Des changements sur les accords fiscaux seront nécessaires : Plusieurs acteurs de la société civile mondiale estiment que la gestion de la solidarité internationale dans le contexte du Covid-19 devrait pousser les dirigeants africains à repenser leur approche des incitations fiscales. Déjà, elles n’ont pas fait de l’Afrique la destination privilégiée des investissements directs étrangers, si on s’appuie sur différents rapports de la Conférence des Nations Unies pour le commerce et le développement (CNUCED). Ensuite, en temps de crises graves comme celle du moment, les pays qui sont les plus agressifs pour obtenir des situations fiscales avantageuses pour leurs entreprises ne sont pas pressés de répondre même partiellement à une requête comme celle concernant l’annulation de la dette.

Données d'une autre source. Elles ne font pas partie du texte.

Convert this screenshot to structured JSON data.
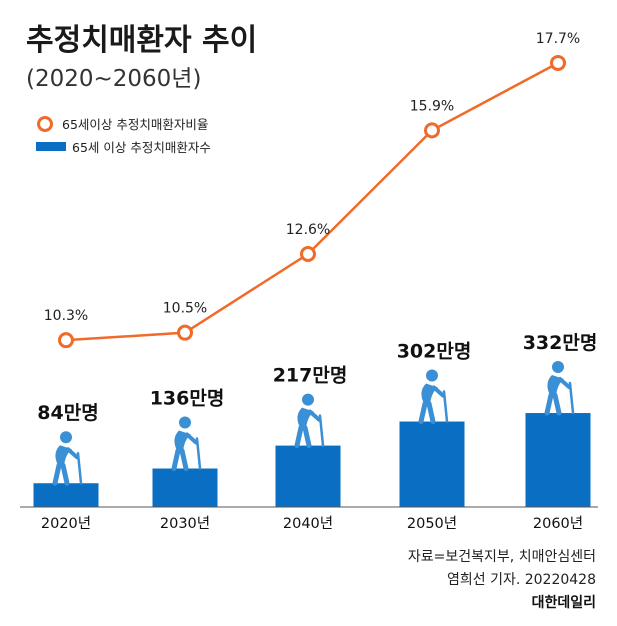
{
  "chart_data": {
    "type": "bar+line",
    "title": "추정치매환자 추이",
    "subtitle": "(2020~2060년)",
    "categories": [
      "2020년",
      "2030년",
      "2040년",
      "2050년",
      "2060년"
    ],
    "series": [
      {
        "name": "65세이상 추정치매환자비율",
        "type": "line",
        "values": [
          10.3,
          10.5,
          12.6,
          15.9,
          17.7
        ],
        "labels": [
          "10.3%",
          "10.5%",
          "12.6%",
          "15.9%",
          "17.7%"
        ]
      },
      {
        "name": "65세 이상 추정치매환자수",
        "type": "bar",
        "values": [
          84,
          136,
          217,
          302,
          332
        ],
        "unit": "만명",
        "labels": [
          "84만명",
          "136만명",
          "217만명",
          "302만명",
          "332만명"
        ]
      }
    ],
    "legend_position": "top-left",
    "grid": false
  },
  "footer": {
    "source": "자료=보건복지부, 치매안심센터",
    "byline": "염희선 기자. 20220428",
    "brand": "대한데일리"
  },
  "colors": {
    "line": "#F06A2A",
    "bar": "#0A6FC2",
    "figure": "#3B8FD4"
  }
}
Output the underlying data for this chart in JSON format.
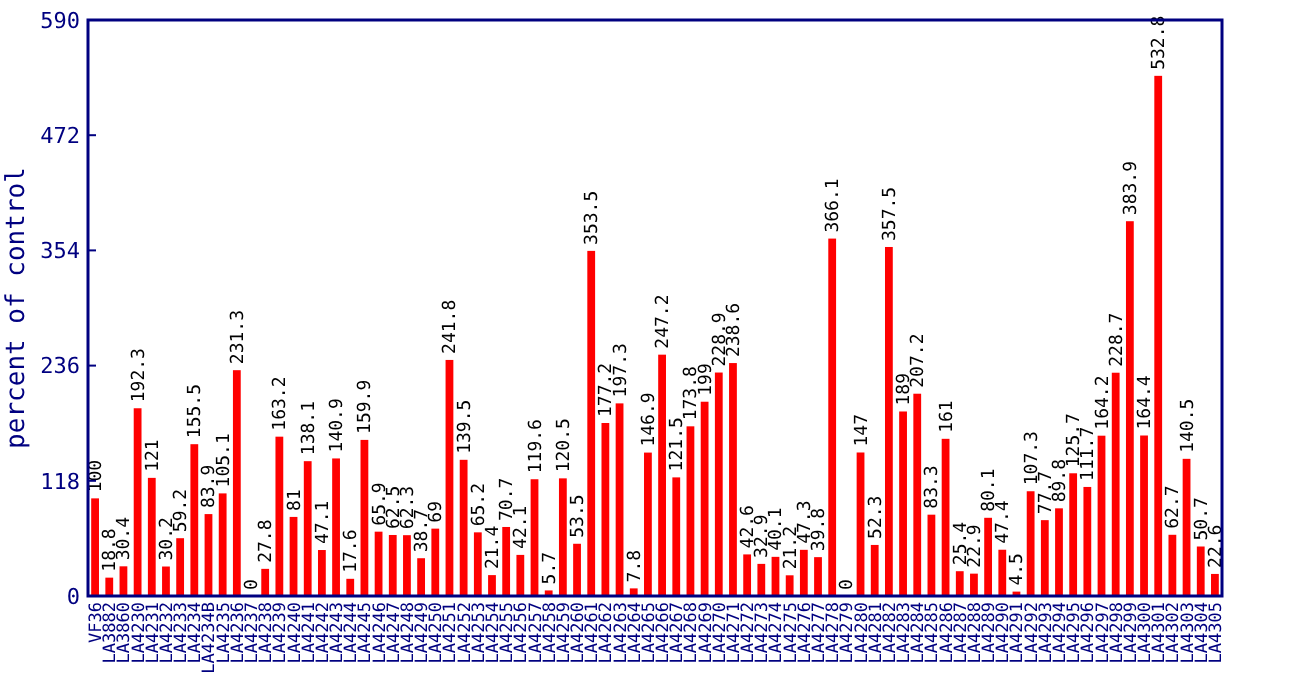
{
  "chart_data": {
    "type": "bar",
    "ylabel": "percent of control",
    "categories": [
      "VF36",
      "LA3882",
      "LA3860",
      "LA4230",
      "LA4231",
      "LA4232",
      "LA4233",
      "LA4234",
      "LA4234B",
      "LA4235",
      "LA4236",
      "LA4237",
      "LA4238",
      "LA4239",
      "LA4240",
      "LA4241",
      "LA4242",
      "LA4243",
      "LA4244",
      "LA4245",
      "LA4246",
      "LA4247",
      "LA4248",
      "LA4249",
      "LA4250",
      "LA4251",
      "LA4252",
      "LA4253",
      "LA4254",
      "LA4255",
      "LA4256",
      "LA4257",
      "LA4258",
      "LA4259",
      "LA4260",
      "LA4261",
      "LA4262",
      "LA4263",
      "LA4264",
      "LA4265",
      "LA4266",
      "LA4267",
      "LA4268",
      "LA4269",
      "LA4270",
      "LA4271",
      "LA4272",
      "LA4273",
      "LA4274",
      "LA4275",
      "LA4276",
      "LA4277",
      "LA4278",
      "LA4279",
      "LA4280",
      "LA4281",
      "LA4282",
      "LA4283",
      "LA4284",
      "LA4285",
      "LA4286",
      "LA4287",
      "LA4288",
      "LA4289",
      "LA4290",
      "LA4291",
      "LA4292",
      "LA4293",
      "LA4294",
      "LA4295",
      "LA4296",
      "LA4297",
      "LA4298",
      "LA4299",
      "LA4300",
      "LA4301",
      "LA4302",
      "LA4303",
      "LA4304",
      "LA4305"
    ],
    "values": [
      100,
      18.8,
      30.4,
      192.3,
      121,
      30.2,
      59.2,
      155.5,
      83.9,
      105.1,
      231.3,
      0,
      27.8,
      163.2,
      81,
      138.1,
      47.1,
      140.9,
      17.6,
      159.9,
      65.9,
      62.5,
      62.3,
      38.7,
      69,
      241.8,
      139.5,
      65.2,
      21.4,
      70.7,
      42.1,
      119.6,
      5.7,
      120.5,
      53.5,
      353.5,
      177.2,
      197.3,
      7.8,
      146.9,
      247.2,
      121.5,
      173.8,
      199,
      228.9,
      238.6,
      42.6,
      32.9,
      40.1,
      21.2,
      47.3,
      39.8,
      366.1,
      0,
      147,
      52.3,
      357.5,
      189,
      207.2,
      83.3,
      161,
      25.4,
      22.9,
      80.1,
      47.4,
      4.5,
      107.3,
      77.7,
      89.8,
      125.7,
      111.7,
      164.2,
      228.7,
      383.9,
      164.4,
      532.8,
      62.7,
      140.5,
      50.7,
      22.6
    ],
    "color": "#ff0000",
    "ylim": [
      0,
      590
    ],
    "yticks": [
      0,
      118,
      236,
      354,
      472,
      590
    ],
    "data_labels": true
  }
}
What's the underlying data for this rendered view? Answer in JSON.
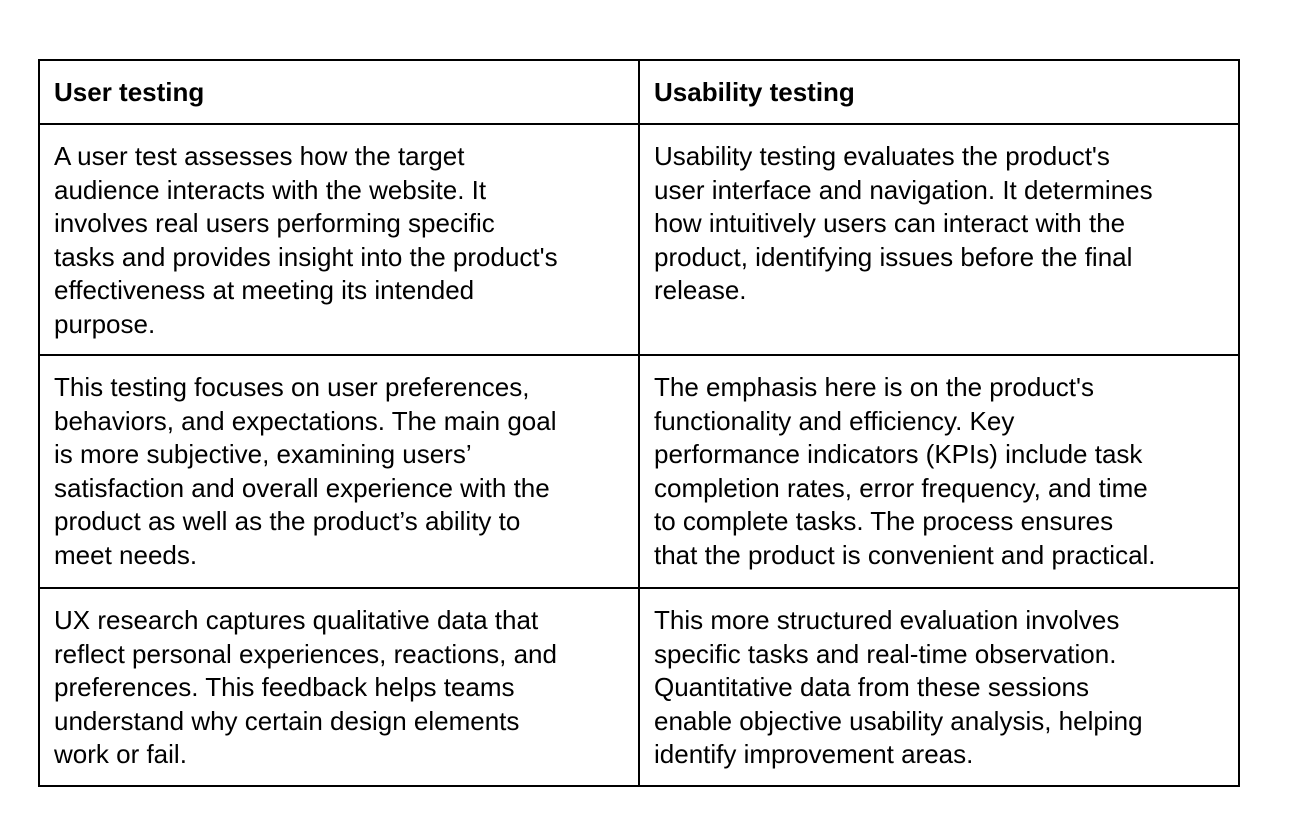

La solution pour l’Afrique passerait donc inévitablement par une plus grande mobilisation des ressources domestiques. Chez Tax Justice Network et plusieurs organisations qui lui sont partenaires, on estime qu’il y a aujourd’hui une opportunité de changer les choses avec les débats et discussions en cours sur la réforme de la fiscalité internationale. Les principales idées préconisées sont que la région devrait limiter au maximum les disparités fiscales entre ses pays. Elle devrait aussi soutenir le projet d’une taxation unitaire avec une répartition du produit fiscal qui tient compte, non pas des pays de vente, mais de ceux dans lesquels se sont effectuées les productions effectives.
En attendant, l’Afrique est légèrement épargnée sur le plan sanitaire par la progression du virus. Mais les effets économiques ne sont pas négligeables. Les gouvernements soutenus par leurs banques centrales ont riposté du mieux qu’ils peuvent. Ces solutions vont du soutien temporaire à la consommation de certains biens et services, en passant par les assouplissements des règles bancaires pour éviter des faillites d’entreprises. L’aide multilatérale (FMI, Banque mondiale) est aussi annoncée, mais elle reste assez modeste.